Our American culture boasts many virtues and several strong suits, but grieving -- collectively or individually -- isn't one of them.

Unlike older societies, we have few formal grieving rituals in place to guide us. So, we try to tackle grief in our typical American way -- as if it's a problem to be solved, an illness to be cured, an unnatural, machine-gumming breakdown that needs to be fixed, ASAP.

Perhaps more phobic about suffering than any society in history, Americans tend to start the clock ticking early in "managing" grief. While solicitous and caring of the newly bereaved, we encourage heartbroken mates and parents to medicate themselves so they can "keep it together" through the funeral.

This ignores the fact that wailing and keening and "losing it" are a pretty accurate rendering of what humans inside feel like when someone we love dies or leaves us. But, in our culture, public wailing and keening are considered bad forms; they are seen as unwelcome reminders of pathology among "healthy" people.

Even the most devastating loss -- that of a child by a parent -- seems to carry an unwritten statute of limitations on grief, something I learned several years ago when I reported on an international organization called Compassionate Friends.

Founded in England in the late 1960s, the massive support network's chapters provide something that bereaved parents and siblings can't get from the rest of the world: "unconditional love and understanding" (as its informal credo states) with no expiration date.

As one member told me, she knew that a Compassionate Friends meeting was the one place she could go and never hear the unintentionally accusing question, "How many years ago did you say your child died?"

Grief is not like an illness, to be fought and cured with medicine or chemotherapy and radiation. Generalizations can be made about human behavioral tendencies, and time lines can be drawn for predicted "healing," but each person's grieving process is unique.

Some people never "get better." And nobody survives grief unchanged.

As Stephanie Ericsson wrote in "Companion Through the Darkness," grief is "a tidal wave that overtakes you, smashes down upon you with unimaginable force, sweeps you up into its darkness, where you tumble and crash against unidentifiable surfaces only to be thrown out on an unknown beach, bruised, reshaped."

Or, as a man who lost his 7-year-old son once confided, "I'd always thought of myself as a happy man, but that's gone now. We have moments of happiness, some of them long and filled with laughter, but the sense of what is lost is never far away."

In her book, Stephanie Ericsson also warned:

"Grief makes what others think of you moot. It shears away the masks of normal life and forces brutal honesty out of your mouth before propriety can stop you. It shoves away friends and scares away so-called friends and rewrites your address book for you."

- Kathleen

3 Comments:

Blogger KT said...

Thank you for that article; my grandfather (who basically helped raise me), passed away this past April from bain cancer. I wasn't sad at the funeral because he was gone, I was sad because I knew my mother would miss him terribly. I am going to forward that article to her. I am sure she will be touched.

Thanks again for your inspiration.

September 12, 2008 7:06 AM  
Blogger K.M. Camiolo said...

happy birthday...

this is the saddest song I've ever heard.

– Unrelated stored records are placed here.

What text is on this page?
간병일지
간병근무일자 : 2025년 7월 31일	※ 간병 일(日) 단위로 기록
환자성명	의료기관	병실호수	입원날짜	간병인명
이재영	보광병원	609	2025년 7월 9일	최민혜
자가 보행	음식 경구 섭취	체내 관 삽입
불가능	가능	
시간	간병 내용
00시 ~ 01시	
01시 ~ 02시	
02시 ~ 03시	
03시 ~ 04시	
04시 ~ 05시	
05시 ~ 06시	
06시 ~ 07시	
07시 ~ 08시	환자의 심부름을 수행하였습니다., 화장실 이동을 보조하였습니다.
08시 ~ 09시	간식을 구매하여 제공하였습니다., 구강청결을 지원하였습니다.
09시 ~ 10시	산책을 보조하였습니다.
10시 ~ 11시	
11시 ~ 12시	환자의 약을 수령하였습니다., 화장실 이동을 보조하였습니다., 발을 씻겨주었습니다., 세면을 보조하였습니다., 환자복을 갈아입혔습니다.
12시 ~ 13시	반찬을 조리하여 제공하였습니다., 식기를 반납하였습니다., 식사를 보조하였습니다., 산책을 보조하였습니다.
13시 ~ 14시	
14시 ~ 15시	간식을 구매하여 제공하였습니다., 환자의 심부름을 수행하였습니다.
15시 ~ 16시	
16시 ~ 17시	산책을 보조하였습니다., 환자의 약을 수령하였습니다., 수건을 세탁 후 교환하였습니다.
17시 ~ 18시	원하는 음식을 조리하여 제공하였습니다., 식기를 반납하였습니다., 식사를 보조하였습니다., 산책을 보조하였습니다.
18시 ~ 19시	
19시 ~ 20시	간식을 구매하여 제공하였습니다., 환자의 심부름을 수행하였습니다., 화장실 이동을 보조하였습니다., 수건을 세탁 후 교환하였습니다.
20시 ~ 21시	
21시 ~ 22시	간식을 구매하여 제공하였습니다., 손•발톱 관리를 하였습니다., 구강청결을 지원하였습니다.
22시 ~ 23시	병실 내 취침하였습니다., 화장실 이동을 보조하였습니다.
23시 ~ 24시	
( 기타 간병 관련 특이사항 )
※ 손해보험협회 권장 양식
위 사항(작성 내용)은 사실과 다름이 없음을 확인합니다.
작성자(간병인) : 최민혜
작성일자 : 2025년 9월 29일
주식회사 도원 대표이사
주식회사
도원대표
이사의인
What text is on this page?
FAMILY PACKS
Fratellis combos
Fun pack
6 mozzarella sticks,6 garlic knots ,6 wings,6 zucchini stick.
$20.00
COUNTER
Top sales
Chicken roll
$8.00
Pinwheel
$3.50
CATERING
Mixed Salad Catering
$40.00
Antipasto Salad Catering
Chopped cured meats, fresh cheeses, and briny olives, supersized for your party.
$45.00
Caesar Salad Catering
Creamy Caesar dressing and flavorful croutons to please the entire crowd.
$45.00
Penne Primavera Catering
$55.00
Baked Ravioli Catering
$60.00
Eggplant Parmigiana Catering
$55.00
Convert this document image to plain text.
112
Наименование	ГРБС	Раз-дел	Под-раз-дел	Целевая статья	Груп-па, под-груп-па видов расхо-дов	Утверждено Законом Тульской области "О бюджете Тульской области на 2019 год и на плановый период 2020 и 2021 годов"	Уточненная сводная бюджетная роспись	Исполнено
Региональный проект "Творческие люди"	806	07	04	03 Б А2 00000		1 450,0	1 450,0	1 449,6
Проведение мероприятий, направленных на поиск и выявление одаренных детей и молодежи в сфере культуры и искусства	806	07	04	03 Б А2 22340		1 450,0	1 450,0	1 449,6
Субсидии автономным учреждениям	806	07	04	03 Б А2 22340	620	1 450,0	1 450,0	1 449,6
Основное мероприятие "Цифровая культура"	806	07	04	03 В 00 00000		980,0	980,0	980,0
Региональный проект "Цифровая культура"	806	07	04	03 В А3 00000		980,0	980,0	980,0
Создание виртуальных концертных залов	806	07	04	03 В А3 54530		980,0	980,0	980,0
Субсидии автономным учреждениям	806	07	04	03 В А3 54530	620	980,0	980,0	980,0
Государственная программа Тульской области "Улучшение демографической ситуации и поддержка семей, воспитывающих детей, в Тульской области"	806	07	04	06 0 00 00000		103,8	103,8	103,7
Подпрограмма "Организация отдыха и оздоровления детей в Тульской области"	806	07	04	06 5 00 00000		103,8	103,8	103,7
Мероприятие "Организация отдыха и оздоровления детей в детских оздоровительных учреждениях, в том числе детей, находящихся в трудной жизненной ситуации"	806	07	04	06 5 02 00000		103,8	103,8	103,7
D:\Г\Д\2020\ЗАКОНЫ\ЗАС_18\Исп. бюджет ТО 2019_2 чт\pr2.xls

we live pretty close to NY. every town, every single town by us lost people. On this day in 2001 I drove to a street in my town where I could see the skyline, and the hole...the hole in MY skyline, it was just a big cloud in the middle of the horizon. I never knew NYC without the towers...

the grief is still so here. Pieces of the towers sit in towns here, memorials, fragments of before.

thanks...been realizing recently that my address book has shrunk in 4 years. I am scary. Nice to know I'm not the only one...but sigh already.

thinking of you a lot as school starts. G is doing ok so far; her teacher runs a pretty laid back program, G is happy and not drowning in homework.

this song is so sad...
peace,
K, G's mom

September 13, 2008 8:05 PM  
Anonymous Anonymous said...

Thanks for this article. It definitely reflects my reality. By the way, Kathy, thank you for all the comments. Your observations give me a lot to think about.